The reality is that 20% of all pensioners are totally reliant on the state pension of about £130 a week for which you have to have 30 years of National Insurance contributions. For the rest, those fortunate enough to own their homes are more and more being forced to support their children. Last August, figures showed that one in five pensioner homeowners were re-mortgaging their properties to pay for university fees, rental deposits and other necessities for their children and grandchildren.

A report by the Prudential found that nearly 40% of pensioners are supporting family members and dependents with the cost of everyday items such as food and travel with the average retiree supporting two people, in some areas of the country this figure goes up to four.
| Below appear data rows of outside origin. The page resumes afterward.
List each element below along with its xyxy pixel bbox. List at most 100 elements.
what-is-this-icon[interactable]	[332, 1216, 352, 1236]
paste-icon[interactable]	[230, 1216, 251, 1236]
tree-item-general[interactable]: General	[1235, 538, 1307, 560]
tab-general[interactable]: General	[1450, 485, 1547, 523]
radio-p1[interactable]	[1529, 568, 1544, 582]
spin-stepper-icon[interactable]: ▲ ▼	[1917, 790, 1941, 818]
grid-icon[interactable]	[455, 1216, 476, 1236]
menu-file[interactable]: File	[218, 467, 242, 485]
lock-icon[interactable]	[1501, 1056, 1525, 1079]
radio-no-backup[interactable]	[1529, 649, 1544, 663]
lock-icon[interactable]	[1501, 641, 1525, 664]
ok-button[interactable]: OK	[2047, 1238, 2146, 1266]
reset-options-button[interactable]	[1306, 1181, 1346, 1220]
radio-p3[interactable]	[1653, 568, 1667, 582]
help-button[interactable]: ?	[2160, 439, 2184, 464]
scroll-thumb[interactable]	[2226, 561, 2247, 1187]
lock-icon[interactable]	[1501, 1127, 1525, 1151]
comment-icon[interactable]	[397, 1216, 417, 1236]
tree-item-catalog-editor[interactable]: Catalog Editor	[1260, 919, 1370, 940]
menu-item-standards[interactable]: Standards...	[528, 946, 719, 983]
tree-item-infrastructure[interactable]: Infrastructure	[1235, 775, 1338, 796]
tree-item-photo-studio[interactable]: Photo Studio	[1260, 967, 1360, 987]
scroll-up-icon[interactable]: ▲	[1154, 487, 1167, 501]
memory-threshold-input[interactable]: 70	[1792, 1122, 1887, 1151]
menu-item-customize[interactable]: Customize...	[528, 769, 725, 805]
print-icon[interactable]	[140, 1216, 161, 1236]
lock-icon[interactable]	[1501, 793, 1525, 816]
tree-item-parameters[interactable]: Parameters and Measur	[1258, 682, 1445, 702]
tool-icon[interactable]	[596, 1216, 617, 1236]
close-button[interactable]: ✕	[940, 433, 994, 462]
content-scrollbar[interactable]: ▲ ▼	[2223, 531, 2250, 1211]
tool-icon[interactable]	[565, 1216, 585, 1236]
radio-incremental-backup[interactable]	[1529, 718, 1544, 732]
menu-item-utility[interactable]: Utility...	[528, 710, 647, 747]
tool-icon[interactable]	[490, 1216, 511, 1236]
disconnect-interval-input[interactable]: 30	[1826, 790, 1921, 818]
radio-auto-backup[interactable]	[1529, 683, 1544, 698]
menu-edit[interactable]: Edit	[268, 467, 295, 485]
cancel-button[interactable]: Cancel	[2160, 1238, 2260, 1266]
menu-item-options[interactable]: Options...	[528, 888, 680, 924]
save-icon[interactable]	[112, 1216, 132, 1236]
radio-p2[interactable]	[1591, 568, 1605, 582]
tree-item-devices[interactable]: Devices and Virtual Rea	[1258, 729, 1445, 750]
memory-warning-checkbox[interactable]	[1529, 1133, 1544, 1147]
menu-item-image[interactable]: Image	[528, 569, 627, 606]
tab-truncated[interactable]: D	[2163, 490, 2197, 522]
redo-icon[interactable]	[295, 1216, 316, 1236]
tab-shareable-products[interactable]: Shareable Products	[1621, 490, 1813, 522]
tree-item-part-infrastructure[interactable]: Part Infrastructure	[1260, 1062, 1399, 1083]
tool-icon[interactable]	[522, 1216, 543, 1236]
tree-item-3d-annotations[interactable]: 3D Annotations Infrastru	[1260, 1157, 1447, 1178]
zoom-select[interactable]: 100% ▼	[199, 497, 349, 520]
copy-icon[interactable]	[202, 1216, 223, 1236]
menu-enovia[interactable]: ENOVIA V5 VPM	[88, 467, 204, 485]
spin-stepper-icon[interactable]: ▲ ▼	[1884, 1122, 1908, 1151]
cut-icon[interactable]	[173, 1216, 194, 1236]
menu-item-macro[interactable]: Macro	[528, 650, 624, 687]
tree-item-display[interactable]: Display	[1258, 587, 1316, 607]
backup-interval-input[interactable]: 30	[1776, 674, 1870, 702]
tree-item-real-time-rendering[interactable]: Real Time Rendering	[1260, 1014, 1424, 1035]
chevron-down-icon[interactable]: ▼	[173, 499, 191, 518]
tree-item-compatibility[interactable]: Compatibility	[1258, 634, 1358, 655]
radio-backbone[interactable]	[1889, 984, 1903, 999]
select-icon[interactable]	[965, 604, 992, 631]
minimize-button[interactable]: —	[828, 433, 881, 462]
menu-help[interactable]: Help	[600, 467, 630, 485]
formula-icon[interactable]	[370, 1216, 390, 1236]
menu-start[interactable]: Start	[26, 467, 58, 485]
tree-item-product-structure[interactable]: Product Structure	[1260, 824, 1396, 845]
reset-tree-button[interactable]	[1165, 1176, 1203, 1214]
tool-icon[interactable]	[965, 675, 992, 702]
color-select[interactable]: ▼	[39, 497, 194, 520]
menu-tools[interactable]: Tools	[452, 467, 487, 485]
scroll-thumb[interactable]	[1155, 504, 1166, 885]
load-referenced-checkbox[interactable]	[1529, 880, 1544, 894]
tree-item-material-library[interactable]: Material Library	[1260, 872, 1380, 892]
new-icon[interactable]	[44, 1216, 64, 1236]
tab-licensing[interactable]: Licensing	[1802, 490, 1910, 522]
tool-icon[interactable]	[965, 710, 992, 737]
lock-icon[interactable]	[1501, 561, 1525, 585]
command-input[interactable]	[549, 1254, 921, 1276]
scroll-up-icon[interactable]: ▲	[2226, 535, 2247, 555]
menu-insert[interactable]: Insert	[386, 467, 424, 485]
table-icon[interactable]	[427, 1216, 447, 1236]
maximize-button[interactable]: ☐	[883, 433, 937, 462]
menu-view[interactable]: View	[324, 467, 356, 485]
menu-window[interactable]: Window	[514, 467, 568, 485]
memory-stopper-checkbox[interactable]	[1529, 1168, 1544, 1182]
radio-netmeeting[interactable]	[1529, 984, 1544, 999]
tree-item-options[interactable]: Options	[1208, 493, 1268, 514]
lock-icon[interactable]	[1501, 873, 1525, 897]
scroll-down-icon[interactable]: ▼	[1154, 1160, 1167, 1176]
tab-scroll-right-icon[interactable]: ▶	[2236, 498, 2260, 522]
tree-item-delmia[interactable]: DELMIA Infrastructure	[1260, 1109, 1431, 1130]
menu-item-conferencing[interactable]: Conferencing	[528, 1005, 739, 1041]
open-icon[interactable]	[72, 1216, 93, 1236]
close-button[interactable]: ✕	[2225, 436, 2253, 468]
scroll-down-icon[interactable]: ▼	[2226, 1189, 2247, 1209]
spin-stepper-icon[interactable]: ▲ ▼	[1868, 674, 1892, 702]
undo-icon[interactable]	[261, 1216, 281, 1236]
Millions of young and even older children are forced to live at home with their parents, unable to afford sky high rents and house prices.

While entire generations are only surviving due to the solidarity and sacrifice of pensioners, the Resolution Foundation report is in effect labelling them as the new scroungers on the state. This was made clear by the executive chairman of the Foundation, the Tory peer and ex-Conservative minister Lord David Willetts.

Speaking on BBC Radio yesterday, Willetts blamed the ‘triple-lock’ pension policy of successive governments for the scandalous situation where pensioners are not suffering enough. The triple-lock guarantees that pensions rise by the same amount as average earnings, or by the increase in the consumer price index or by 2.5% whichever is the highest.

It has been a policy championed by the Tories in the belief that pensioners represented the bedrock of their electoral support, but no longer as Willets made clear saying the triple-lock ‘is a very powerful ratchet pushing up pensions at a time when incomes of the less affluent half of working households are barely rising at all’ and insisting that the policy needs ‘reviewing’.

Willetts is calling for fairness not by wage increases, currently capped at 1%, but for pensions to be cut – levelling down pensioners to the poverty endured by workers. The Tory attack on pensions will establish in practice the solidarity between pensioners and workers who face the common enemy.

The only way to defend pensions and living standards of every worker today is by bringing down this Tory government through the organisation of a general strike and going forward to a workers government and socialism.